You do know you have to extract the key off the old drive and spoof it on the new drive?


----------



## dlx1 (Mar 15, 2010)

> BMD
> Has it been registered on the Xbox site? If not you could try to register it and then send it back for fixing.



Would they still take a look at fixing it even tho the side panle got a bloody big hole in it


----------



## Yetman (Mar 16, 2010)

Addy said:


> You do know you have to extract the key off the old drive and spoof it on the new drive?



What?! I didnt know that no. Shit. So I'd have to get a new disk drive anyway! Bollocks man....I'm just gonna buy a new one then


----------



## haZe36 (Mar 16, 2010)

Yetman, does it work out of the case or does it go straight to 3rrod?


----------



## Yetman (Mar 16, 2010)

No it doesnt work out of the case and its only got one red ring


----------



## haZe36 (Mar 16, 2010)

Ah sorry, thought you had the 3 lights...should have read the OP properly.

http://xbox-experts.com/errorcode/E74/1022/

I'd bake it anyway, flux (optional) and heatgun. You haven't got much to lose and it's worked for plenty of people.

Be certain to insulate the capacitors, then double up with aluminium foil and tape down. Use a medium setting on the gun for about 3 minutes in a circular motion.

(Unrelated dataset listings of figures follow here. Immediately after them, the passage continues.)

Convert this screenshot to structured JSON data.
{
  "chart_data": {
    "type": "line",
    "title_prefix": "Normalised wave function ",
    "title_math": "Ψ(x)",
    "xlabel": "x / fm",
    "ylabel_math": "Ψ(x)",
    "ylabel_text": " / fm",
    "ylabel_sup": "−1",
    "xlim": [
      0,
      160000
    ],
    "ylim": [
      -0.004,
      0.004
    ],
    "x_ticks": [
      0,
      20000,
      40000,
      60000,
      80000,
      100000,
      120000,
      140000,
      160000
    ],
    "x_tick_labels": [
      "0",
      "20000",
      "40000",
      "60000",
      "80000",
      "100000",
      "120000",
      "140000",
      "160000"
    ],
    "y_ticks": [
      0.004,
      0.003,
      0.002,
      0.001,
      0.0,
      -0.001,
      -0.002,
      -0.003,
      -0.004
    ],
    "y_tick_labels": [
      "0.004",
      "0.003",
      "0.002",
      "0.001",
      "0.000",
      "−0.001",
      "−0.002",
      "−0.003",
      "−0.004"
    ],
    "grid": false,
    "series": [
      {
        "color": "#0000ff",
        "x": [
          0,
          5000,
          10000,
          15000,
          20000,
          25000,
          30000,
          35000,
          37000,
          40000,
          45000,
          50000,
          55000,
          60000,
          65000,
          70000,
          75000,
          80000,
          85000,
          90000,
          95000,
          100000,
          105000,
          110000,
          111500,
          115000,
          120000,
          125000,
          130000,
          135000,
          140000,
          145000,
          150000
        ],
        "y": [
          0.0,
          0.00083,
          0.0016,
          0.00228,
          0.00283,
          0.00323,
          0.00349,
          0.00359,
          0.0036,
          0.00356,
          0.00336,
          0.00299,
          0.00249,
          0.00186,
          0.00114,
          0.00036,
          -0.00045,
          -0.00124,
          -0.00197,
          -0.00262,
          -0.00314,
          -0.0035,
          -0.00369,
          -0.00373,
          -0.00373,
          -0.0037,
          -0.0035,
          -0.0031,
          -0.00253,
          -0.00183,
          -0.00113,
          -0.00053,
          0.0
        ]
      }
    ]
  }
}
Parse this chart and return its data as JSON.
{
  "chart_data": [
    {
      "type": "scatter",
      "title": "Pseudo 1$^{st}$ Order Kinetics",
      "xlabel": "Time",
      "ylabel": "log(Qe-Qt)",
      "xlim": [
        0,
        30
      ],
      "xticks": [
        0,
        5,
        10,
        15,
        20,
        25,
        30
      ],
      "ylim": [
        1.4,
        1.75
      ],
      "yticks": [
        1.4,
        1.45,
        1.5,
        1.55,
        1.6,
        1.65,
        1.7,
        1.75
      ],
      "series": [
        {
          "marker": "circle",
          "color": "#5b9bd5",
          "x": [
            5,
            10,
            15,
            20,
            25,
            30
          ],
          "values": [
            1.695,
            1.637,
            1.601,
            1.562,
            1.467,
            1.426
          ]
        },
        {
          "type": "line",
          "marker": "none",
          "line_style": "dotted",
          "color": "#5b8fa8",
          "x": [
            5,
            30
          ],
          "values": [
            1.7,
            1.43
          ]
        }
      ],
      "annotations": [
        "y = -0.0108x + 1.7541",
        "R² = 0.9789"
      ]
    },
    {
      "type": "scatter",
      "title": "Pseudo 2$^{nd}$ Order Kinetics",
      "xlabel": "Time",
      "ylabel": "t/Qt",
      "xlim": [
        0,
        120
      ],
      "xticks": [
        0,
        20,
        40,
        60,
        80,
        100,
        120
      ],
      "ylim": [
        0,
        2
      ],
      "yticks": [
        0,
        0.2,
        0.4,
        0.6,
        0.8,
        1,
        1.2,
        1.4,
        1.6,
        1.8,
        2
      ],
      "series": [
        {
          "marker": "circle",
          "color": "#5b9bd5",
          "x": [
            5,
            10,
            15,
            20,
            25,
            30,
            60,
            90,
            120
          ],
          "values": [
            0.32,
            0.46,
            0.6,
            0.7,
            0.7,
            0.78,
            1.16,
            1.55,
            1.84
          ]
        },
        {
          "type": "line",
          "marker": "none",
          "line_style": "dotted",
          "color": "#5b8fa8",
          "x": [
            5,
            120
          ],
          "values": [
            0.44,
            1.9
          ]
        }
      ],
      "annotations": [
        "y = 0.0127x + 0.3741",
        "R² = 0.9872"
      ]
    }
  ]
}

Don't go menthol and hopefully you'll be good to go!


----------



## Yetman (Mar 16, 2010)

Well I just put it back together and tried to register it, they are going to send me an email which I have to attach proof of purchase to then they'll accept it back for a repair, however they reckon its £80 to repair it. I did note a refund of repair thing on the MS help site but that might have expired now 

Gonna try and get another one, a HDMI one off ebay anyway. 

Cheers for the tips people, if nothing else works then I'll rebake it properly. Probably in the oven


----------



## haZe36 (Mar 18, 2010)

Ah crap, seems I've spoken too soon.

After about 20 hours of play (not continuous ) mine has thrown up the 3 red lights again.

Error code 0110 which I think is the ram chips 

I think I'll try the penny trick before heatgunning it again.


----------